Mögen wir uns daher an diesen Tag im Bewusstsein daran erinnern, wer wir sind und wie weit wir schon gereist sind. Im Jahr der Geburt Amerikas, in den allerkältesten Monaten, kauerte eine kleine Gruppe Soldaten an sterbenden Lagerfeuern zusammen, am Ufer eisiger Flüsse. Die Hauptstadt war verlassen. Der Feind rückte vor. Der Schnee war von Blut getränkt. Zu einem Zeitpunkt, als der Ausgang unserer Revolution höchst ungewiss war, ordnete der Vater unserer Republik (George Washington, Anm. d. Red.) an, den Menschen folgende Worte zu verlesen: „Verkündet künftigen Generationen, dass mitten im Winter, als nichts außer Hoffnung und Mut überleben konnte, die Stadt und das Land zusammenkamen, alarmiert von einer gemeinsamen Gefahr.“

Amerika. Lasst uns angesichts unserer gemeinsamen Gefahr, in diesem Winter der Not, an diese zeitlosen Worte denken. Lasst uns diesen eisigen Umständen mit Hoffnung und Mut trotzen und die Stürme aushalten, die noch kommen mögen.

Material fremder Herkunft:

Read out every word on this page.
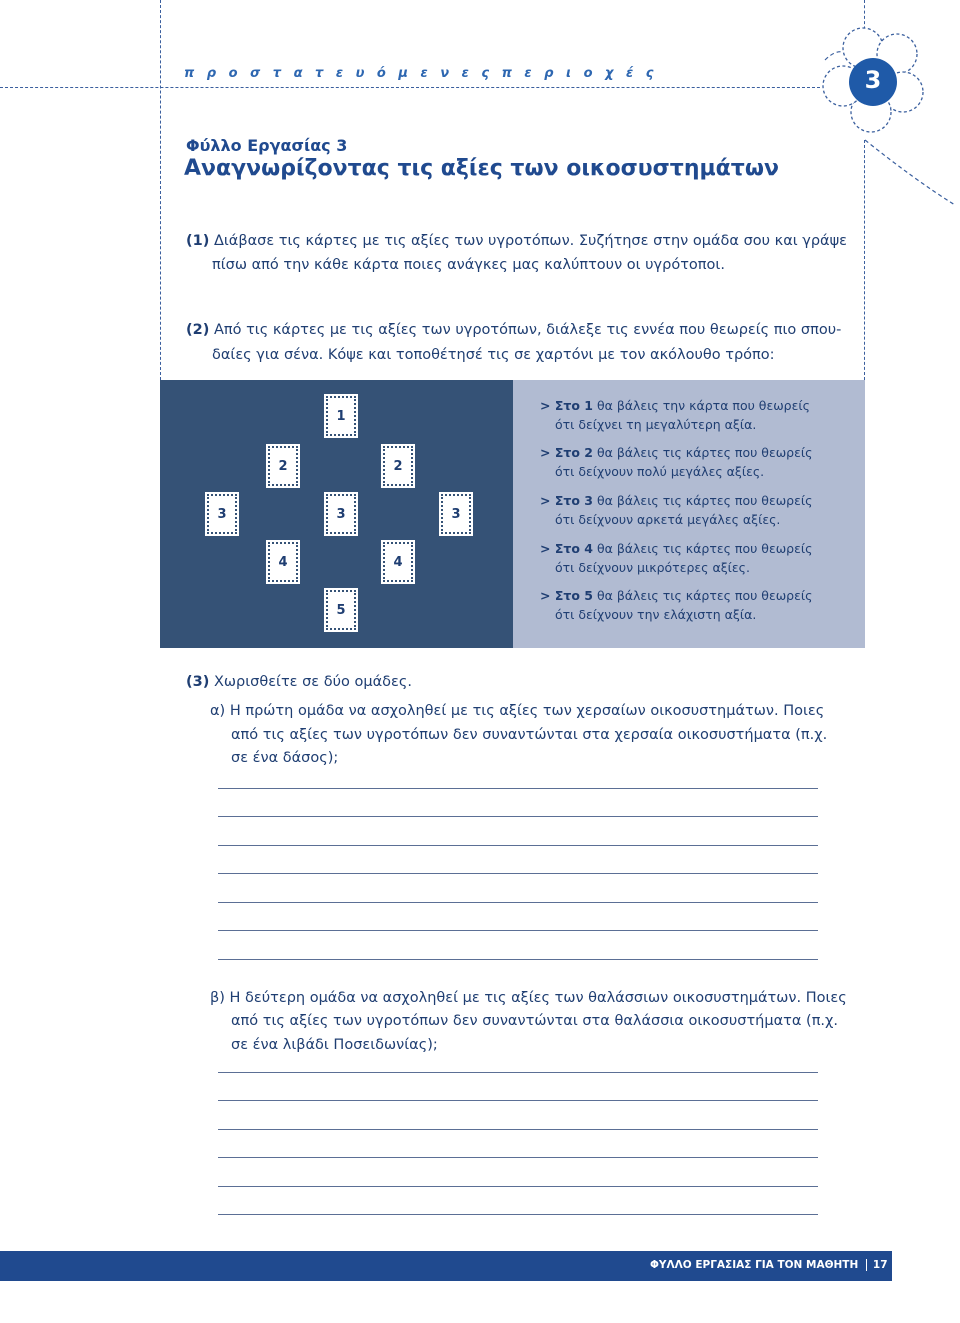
3
π ρ ο σ τ α τ ε υ ό μ ε ν ε ς π ε ρ ι ο χ έ ς
Φύλλο Εργασίας 3
Αναγνωρίζοντας τις αξίες των οικοσυστημάτων
(1) Διάβασε τις κάρτες με τις αξίες των υγροτόπων. Συζήτησε στην ομάδα σου και γράψε
πίσω από την κάθε κάρτα ποιες ανάγκες μας καλύπτουν οι υγρότοποι.
(2) Από τις κάρτες με τις αξίες των υγροτόπων, διάλεξε τις εννέα που θεωρείς πιο σπου-
δαίες για σένα. Κόψε και τοποθέτησέ τις σε χαρτόνι με τον ακόλουθο τρόπο:
1
2	2
3	3	3
4	4
5
> Στο 1 θα βάλεις την κάρτα που θεωρείς
ότι δείχνει τη μεγαλύτερη αξία.
> Στο 2 θα βάλεις τις κάρτες που θεωρείς
ότι δείχνουν πολύ μεγάλες αξίες.
> Στο 3 θα βάλεις τις κάρτες που θεωρείς
ότι δείχνουν αρκετά μεγάλες αξίες.
> Στο 4 θα βάλεις τις κάρτες που θεωρείς
ότι δείχνουν μικρότερες αξίες.
> Στο 5 θα βάλεις τις κάρτες που θεωρείς
ότι δείχνουν την ελάχιστη αξία.
(3) Χωρισθείτε σε δύο ομάδες.
α) Η πρώτη ομάδα να ασχοληθεί με τις αξίες των χερσαίων οικοσυστημάτων. Ποιες
από τις αξίες των υγροτόπων δεν συναντώνται στα χερσαία οικοσυστήματα (π.χ.
σε ένα δάσος);
β) Η δεύτερη ομάδα να ασχοληθεί με τις αξίες των θαλάσσιων οικοσυστημάτων. Ποιες
από τις αξίες των υγροτόπων δεν συναντώνται στα θαλάσσια οικοσυστήματα (π.χ.
σε ένα λιβάδι Ποσειδωνίας);
ΦΥΛΛΟ ΕΡΓΑΣΙΑΣ ΓΙΑ ΤΟΝ ΜΑΘΗΤΗ 17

Lasst unsere Enkelkinder sagen, dass wir uns, als wir gefordert waren, geweigert haben, diese Reise zu beenden; dass wir nicht kehrtmachten noch wankten; und dass wir dieses großartige Geschenk der Freiheit mit den Augen auf den Horizont gerichtet und mit Gottes Gnade weitergetragen und künftigen Generationen sicher übergeben haben.